JoAnn Wypijewski offers a thought-provoking history lesson, reminding us that whatever we might think about A Handmaid’s Tale as a speculative, dystopian vision of the future, it’s also an accurate reflection of America’s dystopian past:
The mass-culture story of slavery is usually told in terms of economics, labor, color, men. Women outnumbered men in the enslaved population two to one by slavery’s end, but they enter the conventional story mainly under the rubric “family,” or in the cartoon triptych Mammy-Jezebel-Sapphire, or in the figure of Sally Hemmings. Yes, we have come to acknowledge, women were sexually exploited. Yes, many of the founders of this great nation prowled the slave quarters and fathered a nation in the literal as well as figurative sense. Yes, maybe rape was even rampant. That the slave system in the US depended on human beings not just as labor but as reproducible raw material is not part of the story America typically tells itself. That women had a particular currency in this system, prized for their sex or their wombs and often both, and that this uniquely female experience of slavery resonates through history to the present is not generally acknowledged. …
We don’t commonly recognize that American slaveholders supported closing the trans-Atlantic slave trade; that they did so to protect the domestic market, boosting their own nascent breeding operation. Women were the primary focus: their bodies, their “stock,” their reproductive capacity, their issue. Planters advertised for them in the same way as they did for breeding cows or mares, in farm magazines and catalogs. They shared tips with one another on how to get maximum value out of their breeders. They sold or lent enslaved men as studs and were known to lock teenage boys and girls together to mate in a kind of bullpen. They propagated new slaves themselves, and allowed their sons to, and had their physicians exploit female anatomy while working to suppress African midwives’ practice in areas of fertility, contraception and abortion. Reproduction and its control became the planters’ prerogative and profit source.

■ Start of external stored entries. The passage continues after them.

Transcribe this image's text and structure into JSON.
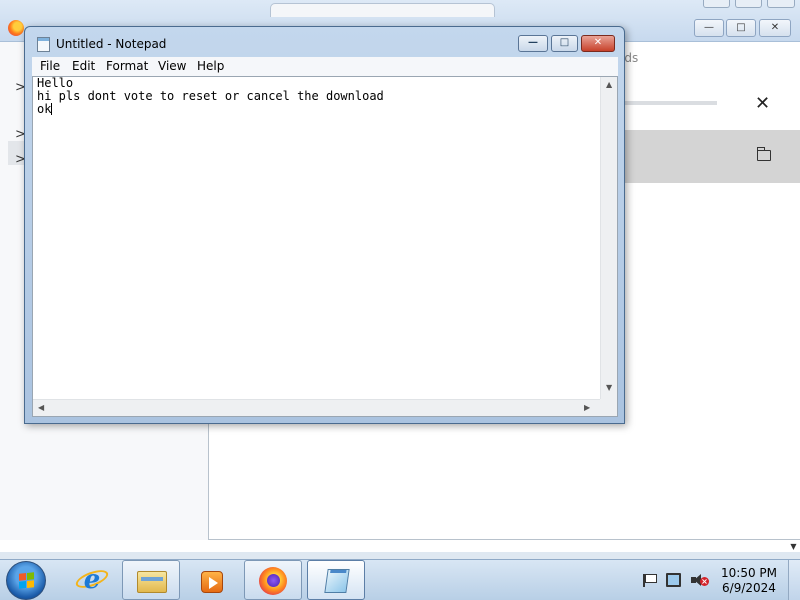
{
  "notepad": {
    "title": "Untitled - Notepad",
    "controls": {
      "minimize": "—",
      "maximize": "□",
      "close": "✕"
    },
    "menu": [
      "File",
      "Edit",
      "Format",
      "View",
      "Help"
    ],
    "content_lines": [
      "Hello",
      "hi pls dont vote to reset or cancel the download",
      "ok"
    ]
  },
  "firefox": {
    "partial_text": "ads",
    "downloads_close": "✕",
    "sidebar_chevrons": [
      ">",
      ">",
      ">"
    ]
  },
  "taskbar": {
    "apps": [
      "internet-explorer",
      "windows-explorer",
      "media-player",
      "firefox",
      "notepad"
    ],
    "clock": {
      "time": "10:50 PM",
      "date": "6/9/2024"
    }
  }
}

“People hate those whom they fear,” Susan of Texas wrote recently, “and they fear those whom they have wronged.”And that, in turn, leads them again to wrong those whom they have wronged. That seems to be the dynamic at work in the current trend of mass incarceration. Melanie Wilmoth Navarro looked at a recent study exploring “The source of American punitiveness“:
Since the 1970s, the prison population in the U.S. has increased by 700%. Consequently, there are now over 2.3 million people behind bars. Friends of Justice believes that this shift toward mass incarceration was driven by a punitive public consensus. This punitiveness resulted in tough-on-crime policies that promote harsh punishment over rehabilitation and leave prisoners locked up and left out.
There are many theories that attempt to explain why the U.S. shifted toward punitive criminal justice policies over the last 40 years. A recent study by Unnever and Cullen (2010) explores the social sources of punitiveness among Americans by examining the efficacy of three prominent theories: the escalating crime-distrust model, the moral decline model, and the racial animus model.
… The results of their research indicate that each theory has some merit. Unnever and Cullen found, as the escalating crime-distrust model suggests, that people who perceive that crime is on the rise are more likely to adopt punitive attitudes. In addition, their results indicate that people who believe that society is in a state of moral decay are more likely to support the death penalty which confirms some of the assumptions of the moral decline model. However, the results of Unnever and Cullen’s research most consistently support the racial-animus model:
A prominent reason for the American public’s punitiveness — including the embrace of mass imprisonment and the death penalty — is the belief that those disproportionately subject to these harsh sanctions are people they do not like: African American offenders.
“The past isn’t dead. It isn’t even past.”